Diante desse logos triunfante, da ratio abstrata e quantificadora, a geometria de Tommaso Minardi encontra, mostra-nos Jorge Coli, pelo extremo do rigor, a máxima liberdade. A geometria é aqui ``antiiluminista", é mais que fator neutro e objetivista de inteligibilidade da natureza. Ela se apresenta segundo uma precisão ``que se transforma numa espécie de meio, de medium espiritual (...): o artista incorpora em si próprio uma geometria cujo valor desaparece se for produzida com régua e compasso". A linha não é um traçado abstrato, mas ocupa o lugar de fundação, de fundamento: ``A linha de Davi", escreve Jorge Coli, ``é instrumento iluminista, enciclopédico, capaz de retratar todas as manifestações visíveis do mundo. Ela se vincula, antes de tudo, a um realismo da observação, ela serve como continente dos corpos, ela corrige e fixa os seres em instantes de eternidade, mas para lhes aumentar ainda mais o grau de realidade: uma realidade indestrutível, emblemática, feita de formas plásticas, palpáveis. A linha de Minardi, isto é, a de Protógenes, a de Apeles; e as formas de Minardi -menos as de Giotto que as do círculo de Giotto, não são instrumento de qualquer realismo: são moradas de uma espiritualização".

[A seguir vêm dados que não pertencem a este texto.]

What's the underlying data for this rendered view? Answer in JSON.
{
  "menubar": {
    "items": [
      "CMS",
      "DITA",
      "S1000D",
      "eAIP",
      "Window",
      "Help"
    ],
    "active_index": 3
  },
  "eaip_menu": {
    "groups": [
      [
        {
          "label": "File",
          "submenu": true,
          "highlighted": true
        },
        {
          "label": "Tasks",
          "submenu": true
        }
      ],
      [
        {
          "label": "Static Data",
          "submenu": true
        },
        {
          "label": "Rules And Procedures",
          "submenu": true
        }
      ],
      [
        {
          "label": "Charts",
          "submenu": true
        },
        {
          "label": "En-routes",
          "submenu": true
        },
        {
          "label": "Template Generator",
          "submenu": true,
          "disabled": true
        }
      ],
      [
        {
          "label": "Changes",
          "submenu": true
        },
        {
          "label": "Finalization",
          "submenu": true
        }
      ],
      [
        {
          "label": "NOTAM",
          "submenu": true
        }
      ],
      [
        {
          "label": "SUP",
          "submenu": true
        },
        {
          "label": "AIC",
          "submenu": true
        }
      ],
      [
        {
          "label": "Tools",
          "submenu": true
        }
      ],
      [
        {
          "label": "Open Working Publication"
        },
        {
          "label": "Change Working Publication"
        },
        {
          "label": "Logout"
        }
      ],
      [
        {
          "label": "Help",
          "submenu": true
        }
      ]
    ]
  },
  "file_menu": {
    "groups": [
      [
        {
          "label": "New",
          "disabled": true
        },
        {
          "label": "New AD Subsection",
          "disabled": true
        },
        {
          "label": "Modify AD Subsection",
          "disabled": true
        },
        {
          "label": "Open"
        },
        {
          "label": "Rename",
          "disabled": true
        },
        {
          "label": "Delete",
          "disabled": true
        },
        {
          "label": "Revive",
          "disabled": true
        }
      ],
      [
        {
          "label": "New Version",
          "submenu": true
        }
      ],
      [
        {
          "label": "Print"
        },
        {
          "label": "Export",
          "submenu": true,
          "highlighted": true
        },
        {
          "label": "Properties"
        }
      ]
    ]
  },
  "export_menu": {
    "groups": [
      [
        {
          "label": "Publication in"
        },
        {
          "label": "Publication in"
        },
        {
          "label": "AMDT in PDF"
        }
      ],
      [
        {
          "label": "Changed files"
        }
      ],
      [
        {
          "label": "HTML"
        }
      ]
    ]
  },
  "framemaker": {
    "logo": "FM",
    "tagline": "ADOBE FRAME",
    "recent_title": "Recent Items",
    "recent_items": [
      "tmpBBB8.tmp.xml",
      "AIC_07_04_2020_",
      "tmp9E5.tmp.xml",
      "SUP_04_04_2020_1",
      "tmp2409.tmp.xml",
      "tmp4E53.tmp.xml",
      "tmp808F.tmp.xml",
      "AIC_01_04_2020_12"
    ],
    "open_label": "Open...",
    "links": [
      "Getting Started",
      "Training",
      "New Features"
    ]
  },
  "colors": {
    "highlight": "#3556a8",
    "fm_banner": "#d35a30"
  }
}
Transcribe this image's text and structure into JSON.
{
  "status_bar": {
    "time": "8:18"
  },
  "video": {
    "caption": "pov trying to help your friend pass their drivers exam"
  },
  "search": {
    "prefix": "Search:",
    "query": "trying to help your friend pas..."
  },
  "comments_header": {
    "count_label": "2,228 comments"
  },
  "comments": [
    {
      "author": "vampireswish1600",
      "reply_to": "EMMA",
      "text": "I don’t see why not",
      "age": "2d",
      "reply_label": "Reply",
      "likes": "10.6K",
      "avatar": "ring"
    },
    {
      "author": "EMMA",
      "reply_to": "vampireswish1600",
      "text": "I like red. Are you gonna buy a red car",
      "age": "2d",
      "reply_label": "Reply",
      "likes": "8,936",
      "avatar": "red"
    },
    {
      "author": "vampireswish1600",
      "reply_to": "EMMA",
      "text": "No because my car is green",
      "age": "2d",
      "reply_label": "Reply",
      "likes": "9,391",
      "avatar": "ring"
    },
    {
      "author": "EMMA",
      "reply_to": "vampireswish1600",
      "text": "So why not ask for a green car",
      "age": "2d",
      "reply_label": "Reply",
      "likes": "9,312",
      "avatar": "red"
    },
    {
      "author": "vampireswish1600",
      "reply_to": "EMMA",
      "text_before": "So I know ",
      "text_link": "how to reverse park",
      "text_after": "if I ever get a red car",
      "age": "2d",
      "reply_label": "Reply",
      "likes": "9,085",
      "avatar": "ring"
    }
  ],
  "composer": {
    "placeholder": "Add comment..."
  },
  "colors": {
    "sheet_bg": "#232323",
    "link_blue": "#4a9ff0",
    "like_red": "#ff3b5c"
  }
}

A ``Revista" é de vanguarda: rompendo o bloqueio da língua portuguesa e o das revistas nacionais de circulação internacional, reúne ensaios em diferentes idiomas, acompanhados de tradução. É de vanguarda, também, em sentido mais essencial, pois mostra que toda verdadeira vanguarda não é efêmera; ao contrário, torna-se clássica. Generoso cosmopolitismo de uma publicação que se dá numa época de retorno a fundamentalismos religiosos, ódios étnicos e fragmentação cultural. Não renuncia -em plena vigência do culto midiático à facilidade e ao substituível- ao significado de que somos herdeiros de nossa pré e de nossa pós-história, de que, no universo da cultura, todas as épocas são contemporâneas.